The centering spring that keeps the pilot wheels straight had a small piece of plastic on it. It looked like shrink wrap that was shrunk snug onto the wire. It's not a spring.

I didn't disassemble the pieces we used for the mold. But when I reassembled the parts I assumed the shrink wrap piece would go under the hold down screw. This would keep the spring wire from rattling around in the metal truck cover's channel. Of course with the part being plastic you wouldn't have the rattle!

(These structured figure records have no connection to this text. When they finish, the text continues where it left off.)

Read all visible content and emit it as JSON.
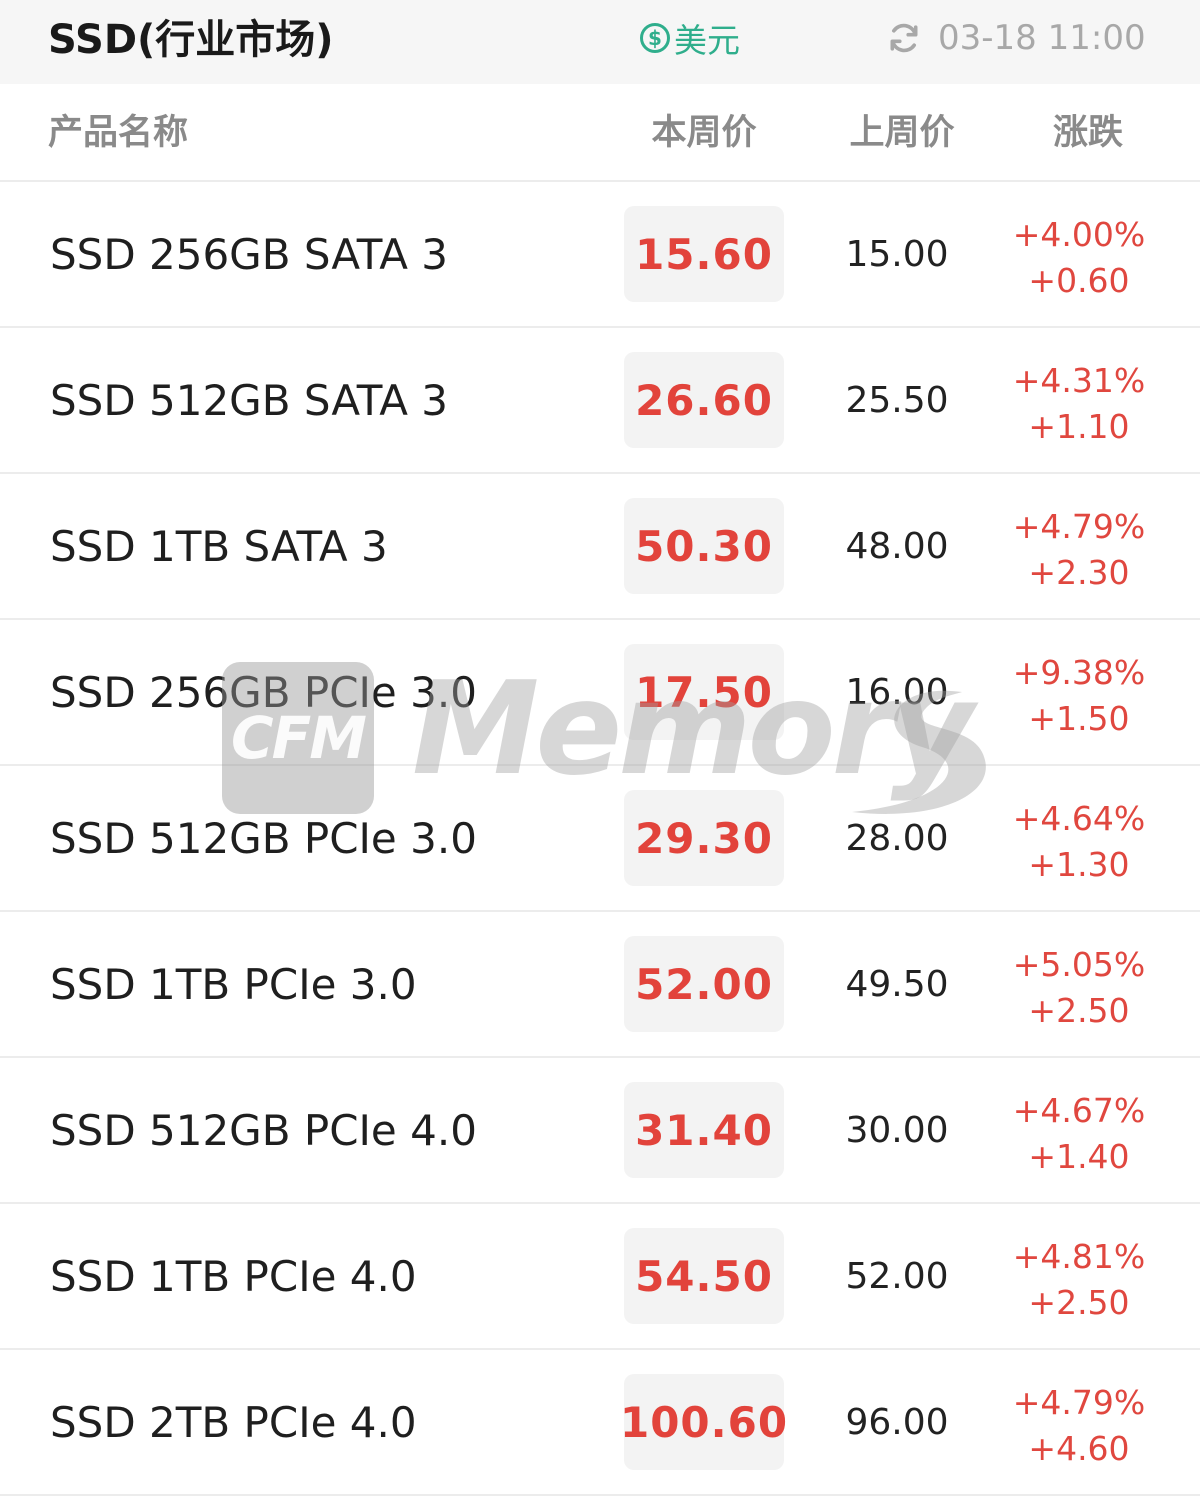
{
  "header": {
    "title": "SSD(行业市场)",
    "currency_symbol": "$",
    "currency_label": "美元",
    "timestamp": "03-18 11:00",
    "currency_color": "#2fae8c"
  },
  "table": {
    "columns": {
      "name": "产品名称",
      "current": "本周价",
      "previous": "上周价",
      "change": "涨跌"
    },
    "rows": [
      {
        "name": "SSD 256GB SATA 3",
        "current": "15.60",
        "previous": "15.00",
        "change_pct": "+4.00%",
        "change_abs": "+0.60"
      },
      {
        "name": "SSD 512GB SATA 3",
        "current": "26.60",
        "previous": "25.50",
        "change_pct": "+4.31%",
        "change_abs": "+1.10"
      },
      {
        "name": "SSD 1TB SATA 3",
        "current": "50.30",
        "previous": "48.00",
        "change_pct": "+4.79%",
        "change_abs": "+2.30"
      },
      {
        "name": "SSD 256GB PCIe 3.0",
        "current": "17.50",
        "previous": "16.00",
        "change_pct": "+9.38%",
        "change_abs": "+1.50"
      },
      {
        "name": "SSD 512GB PCIe 3.0",
        "current": "29.30",
        "previous": "28.00",
        "change_pct": "+4.64%",
        "change_abs": "+1.30"
      },
      {
        "name": "SSD 1TB PCIe 3.0",
        "current": "52.00",
        "previous": "49.50",
        "change_pct": "+5.05%",
        "change_abs": "+2.50"
      },
      {
        "name": "SSD 512GB PCIe 4.0",
        "current": "31.40",
        "previous": "30.00",
        "change_pct": "+4.67%",
        "change_abs": "+1.40"
      },
      {
        "name": "SSD 1TB PCIe 4.0",
        "current": "54.50",
        "previous": "52.00",
        "change_pct": "+4.81%",
        "change_abs": "+2.50"
      },
      {
        "name": "SSD 2TB PCIe 4.0",
        "current": "100.60",
        "previous": "96.00",
        "change_pct": "+4.79%",
        "change_abs": "+4.60"
      }
    ],
    "up_color": "#e2433b"
  },
  "watermark": {
    "badge": "CFM",
    "word": "Memory"
  }
}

Glad to see your liking the part!

Anthony has produced I think 8 sets so far. He is working on 'winterizing' a direlet house  he just bought and  will be moving to next year. He was planning on pouring the parts in between working on his house, but there was no water available and water is needed to cool the mold. He has just this week been connected back up w/ water, so I hope some production will resume. This 'TRUCK ' story is like writing another chapter of an interesting book on home manufacturing in the U.S.A.  Years ago I dabbled into 'TRUSCALE" "O"  wooden ready track w/ nickel silver rail, hand spiked and ballasted, also turnouts.  Next we had an "O" scale kit line, and later the "RAIL LOGIC" bi-directional signal system for HO & "O". Enough for now.  Next week I hope to ship some more backorders of the truck frames.  Harry 

.............  Years ago I dabbled into 'TRUSCALE" "O"  wooden ready track w/ nickel silver rail, hand spiked and ballasted, also turnouts.  .........

Not to derail the truck topic too much, but are you saying that the Tru-Scale line of products was your brand, or that you made something similar to it to match to the Tru-Scale product line?

I have a bunch of those turnouts, but in HO.  They are not with me, so I can't look at the box to see if they have a company address that may match up to Henning's Trains.